No. of Recommendations: 3
Tedthedog,
I really enjoyed Part I of your analysis and I really enjoyed following as you dug into this. I don't quite understand what you hoped to conclude though from your analysis in part II.
I didn't see any of the experiments you did as an invalidation of CAPE. In the FAPE I experiments, if I understood it correctly, you took the straight line best fit to the 10 year smoothed earnings used in CAPE. That straight line looks pretty close to the smoothed earnings, since smoothing earnings takes out a lot of the volatility to begin with. So no surprise, it works pretty well and behaves similarly to what CAPE would do in terms of correlating to future returns. I wasn't sure what kind of explosion that implied about CAPE. Its what you would expect, no? Certainly doesn't seem contrary to what CAPE theory suggests. It maybe even supports it - e.g., using smoothed earnings help with longer term expected return?

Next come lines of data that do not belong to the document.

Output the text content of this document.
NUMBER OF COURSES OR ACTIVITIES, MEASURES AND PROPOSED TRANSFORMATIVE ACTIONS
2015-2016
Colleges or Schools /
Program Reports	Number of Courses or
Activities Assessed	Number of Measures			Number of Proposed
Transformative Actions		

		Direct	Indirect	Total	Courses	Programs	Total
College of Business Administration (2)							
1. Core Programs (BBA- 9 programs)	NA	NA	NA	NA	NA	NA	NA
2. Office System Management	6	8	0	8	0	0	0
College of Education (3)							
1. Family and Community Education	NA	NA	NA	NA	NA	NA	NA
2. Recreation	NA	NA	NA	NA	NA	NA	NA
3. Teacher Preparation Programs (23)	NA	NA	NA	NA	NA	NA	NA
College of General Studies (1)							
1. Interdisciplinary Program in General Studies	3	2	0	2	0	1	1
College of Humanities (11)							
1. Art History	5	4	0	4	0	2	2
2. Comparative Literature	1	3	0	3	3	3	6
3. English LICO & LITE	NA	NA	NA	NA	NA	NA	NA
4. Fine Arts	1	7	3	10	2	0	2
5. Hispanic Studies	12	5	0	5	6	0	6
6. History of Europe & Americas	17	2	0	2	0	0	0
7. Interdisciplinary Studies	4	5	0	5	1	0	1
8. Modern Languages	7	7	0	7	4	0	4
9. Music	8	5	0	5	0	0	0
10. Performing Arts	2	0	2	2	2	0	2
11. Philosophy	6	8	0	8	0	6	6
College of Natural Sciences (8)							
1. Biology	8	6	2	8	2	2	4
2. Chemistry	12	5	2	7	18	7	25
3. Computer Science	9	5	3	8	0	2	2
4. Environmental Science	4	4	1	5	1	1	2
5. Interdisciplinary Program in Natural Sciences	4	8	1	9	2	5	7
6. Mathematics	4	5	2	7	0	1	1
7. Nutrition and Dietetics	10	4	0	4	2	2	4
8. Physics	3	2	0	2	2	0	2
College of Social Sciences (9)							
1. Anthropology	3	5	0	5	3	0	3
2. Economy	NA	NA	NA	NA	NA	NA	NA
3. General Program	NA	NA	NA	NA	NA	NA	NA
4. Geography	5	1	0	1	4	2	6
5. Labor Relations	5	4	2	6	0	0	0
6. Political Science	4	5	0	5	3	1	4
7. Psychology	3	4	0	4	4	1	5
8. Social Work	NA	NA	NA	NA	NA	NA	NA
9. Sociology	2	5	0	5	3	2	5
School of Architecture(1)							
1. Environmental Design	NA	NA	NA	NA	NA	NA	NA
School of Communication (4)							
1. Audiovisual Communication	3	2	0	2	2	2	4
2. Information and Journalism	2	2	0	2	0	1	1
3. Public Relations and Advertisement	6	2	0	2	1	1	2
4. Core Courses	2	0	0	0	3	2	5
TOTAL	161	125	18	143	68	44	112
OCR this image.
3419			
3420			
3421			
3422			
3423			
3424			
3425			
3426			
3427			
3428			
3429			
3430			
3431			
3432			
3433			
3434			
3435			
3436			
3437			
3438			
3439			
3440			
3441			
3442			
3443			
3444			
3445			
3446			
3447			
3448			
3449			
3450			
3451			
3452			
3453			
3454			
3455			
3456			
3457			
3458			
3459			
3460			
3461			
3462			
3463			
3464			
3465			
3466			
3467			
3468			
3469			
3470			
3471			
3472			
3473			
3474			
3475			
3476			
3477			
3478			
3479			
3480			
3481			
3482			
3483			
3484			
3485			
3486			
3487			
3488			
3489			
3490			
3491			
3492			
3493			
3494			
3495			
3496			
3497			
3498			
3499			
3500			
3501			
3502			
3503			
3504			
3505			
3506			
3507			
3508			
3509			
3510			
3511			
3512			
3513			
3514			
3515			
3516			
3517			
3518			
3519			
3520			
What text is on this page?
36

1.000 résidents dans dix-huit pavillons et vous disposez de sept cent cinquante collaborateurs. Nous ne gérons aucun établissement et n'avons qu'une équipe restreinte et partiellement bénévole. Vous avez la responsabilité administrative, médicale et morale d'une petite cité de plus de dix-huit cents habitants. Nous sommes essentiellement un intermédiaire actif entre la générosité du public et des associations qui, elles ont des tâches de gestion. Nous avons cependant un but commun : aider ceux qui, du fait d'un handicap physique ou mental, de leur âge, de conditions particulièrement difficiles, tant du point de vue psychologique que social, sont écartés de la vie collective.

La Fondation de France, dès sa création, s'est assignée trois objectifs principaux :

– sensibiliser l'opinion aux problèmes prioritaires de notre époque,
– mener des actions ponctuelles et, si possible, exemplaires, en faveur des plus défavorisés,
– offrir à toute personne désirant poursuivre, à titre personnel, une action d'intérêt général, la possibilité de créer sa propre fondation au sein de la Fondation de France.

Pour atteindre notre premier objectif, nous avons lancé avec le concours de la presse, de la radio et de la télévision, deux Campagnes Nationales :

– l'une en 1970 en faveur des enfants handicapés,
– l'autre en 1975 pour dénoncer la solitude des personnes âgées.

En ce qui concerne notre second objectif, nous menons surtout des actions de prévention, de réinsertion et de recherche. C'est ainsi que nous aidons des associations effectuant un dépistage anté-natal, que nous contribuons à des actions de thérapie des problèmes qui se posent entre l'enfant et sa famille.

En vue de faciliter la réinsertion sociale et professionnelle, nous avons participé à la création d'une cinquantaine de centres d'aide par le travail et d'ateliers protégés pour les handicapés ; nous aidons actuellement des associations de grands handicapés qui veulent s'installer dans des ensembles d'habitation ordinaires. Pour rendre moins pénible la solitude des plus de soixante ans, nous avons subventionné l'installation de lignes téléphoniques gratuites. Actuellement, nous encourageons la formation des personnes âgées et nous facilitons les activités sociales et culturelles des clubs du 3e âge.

For the FAPE 2 experiment, you used smoothed market prices as the denominator. Random in the short term but less random over time. Aggregate prices over time at least have some correlations to aggregate earnings, even if that doesn't work for individual stocks. So the stock prices over time, if smoothed, should also be correlated to CAPE earnings, but probably less so and with a different multiple. If I understand your analysis correctly, that is also what you found.
I get that multiple things that have smoothed linear trajectory that goes up over time could seem like they have the predictive power of CAPE ... as long as they look similar to CAPE. But how does that blow up CAPE, which has a theoretical grounding for the why?